The St. Louis Cardinals find themselves positioned as sellers at the 2025 MLB Trade Deadline, and while that doesn't come as a shock considering expectations prior to the season, how exactly they got to this is mind-boggling.
I mean that in multiple ways. Big picture, it's wild to think that just over a decade ago, John Mozeliak was leading an organization that was the apple of most owners and front office's eyes - they seemed to do everything well. They won a World Series in 2011, lost a Hall of Fame manager and slugger, and didn't seem to miss a beat. They continued to draft and develop with the best of them, making timely free agent signings and trades, and continued to find themselves in the NLCS or World Series every year from 2011-2014. In fact, in each of those years, the Cardinals either won in the World Series or lost to the team that would go on to win it all.
Zooming in, even how this year has played out is jarring. While fans are used to really odd decision-making from this organization at this point, Mozeliak continues to outdo himself, and that's led to another example of horrible management from the president of baseball operations with how he has handled Erick Fedde in 2025.

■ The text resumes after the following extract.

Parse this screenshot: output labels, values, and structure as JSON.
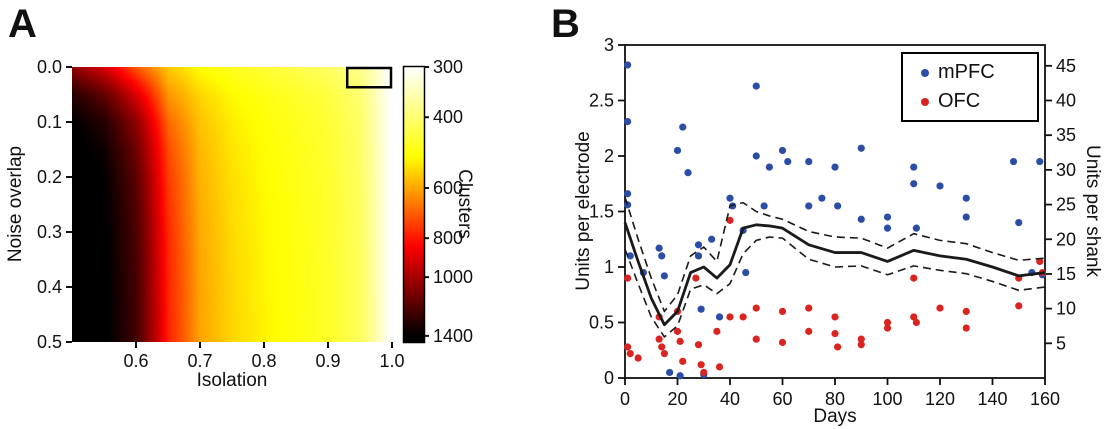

STL Sport Central's Brenden Schaeffer declared Mozeliak's handling of Fedde as "the worst and most inexplicable saga of the Mozeliak era", and it got me thinking...where do I rank the Fedde debacle in terms of the many, and I mean many, crazy sagas we've seen under Mozeliak's leadership?
The worst and most inexplicable saga of the Mozeliak era comes to a close. https://t.co/QpkqKu4iY2
— Brenden Schaeffer🎳 (@bschaeffer12) July 23, 2025
Today, I am going to try my best to rank the 10 worst and most inexplicable sagas of the Mozeliak regime based on a number of factors that are quite subjective, so this list will likely be different than yours. I am going to provide ten different trends, strings of decision-making, or singular decisions that were so terrible and unexplainable that they embarrassed the front office, ownership, and this fanbase.
Ultimately, I ordered this list based on the level of insanity it took to get to that place, not necessarily the most consequential poor decisions Mozeliak made. Just because something goes wrong on a grand scale doesn't make it more insane than "smaller" decisions. But trust me, there are some pretty significant and long-term developments on this list as well.
Here are the 10 worst and most inexplicable Cardinals sagas under John Mozeliak
10. Allowing veteran leadership in clubhouse to go unchecked
Following the disaster that was the 2023 season, the Cardinals decided they were going to make a run at contention again in 2024, rather than enter a rebuild or aggressive retool. Even with aging veterans on their roster and a new young core emerging, the Cardinals hoped to blend the two together and prove that 2023 was just a one-year blip.
While hindsight says it was the wrong choice, and there were fans who critiqued it at the time, I saw why they thought they could get back to contention, and if ownership was willing to fork over some cash, it was the perfect offseason to target some high-end pitching to headline their rotation.
Mozeliak did bring in Sonny Gray, but avoiding making a major trade for a starter like Dylan Cease or Tyler Glasnow, and did not serioiusly entertain signing big name starters like Blane Snell or Yoshinobu Yamamoto. Instead, they filled out the rest of their rotation with Kyle Gibson and Lance Lynn, and decided to that was enough to turn things around.
Well, and then the Cardinals made two really odd signings to serve in bench roles on their roster - Matt Carpenter and Brandon Crawford. Why? Well, because Nolan Arenado and Paul Goldschmidt requested more veterans on the roster, because "their team was all young guys" back in 2023. Arenado believed that having someone like Carpenter, the later addition of Crawford, and guys like Lynn and Gibson was going to allow the Cardinals to "talk to the young guys and hold them accountable" while Arenado and Goldschmidt handled their business.
Arenado blamed that need on the fact that he and Goldschmidt weren't really vocal people, but come on. We are talking about two guys who are supposed to be future Hall of Famers and competed for (and Goldschmidt won) the NL MVP back in 2022. They can't hold young guys accountable? They can't lead the clubhouse? I'm not saying there shouldn't be more veterans around, but they really thought they needed Carpenter and Crawford, who both took away potential roles from more impactful players, to do that for them?
Not everyone can be Albert Pujols, Yadier Molina, Matt Holliday, Adam Wainwright, or Chris Carpenter, but man, you can't convince me that it's not Goldschmidt or Arenado's role to step up and be those guys. And Mozeliak should have challenged his superstars on that after a horrible 2023 season, rather than caving in and allowing them to run roster decisions.
I haven't even touched on Miles Mikolas, who for years seems to avoid taking accountability for dreadful performances, instead seeking to diminish them or chalk them up to bad luck. Yes, some of this for sure falls on Oliver Marmol, but Mozeliak is the one who sets the roster, and the tone he set the last few years with this has been frustrating to observe from the outside looking in.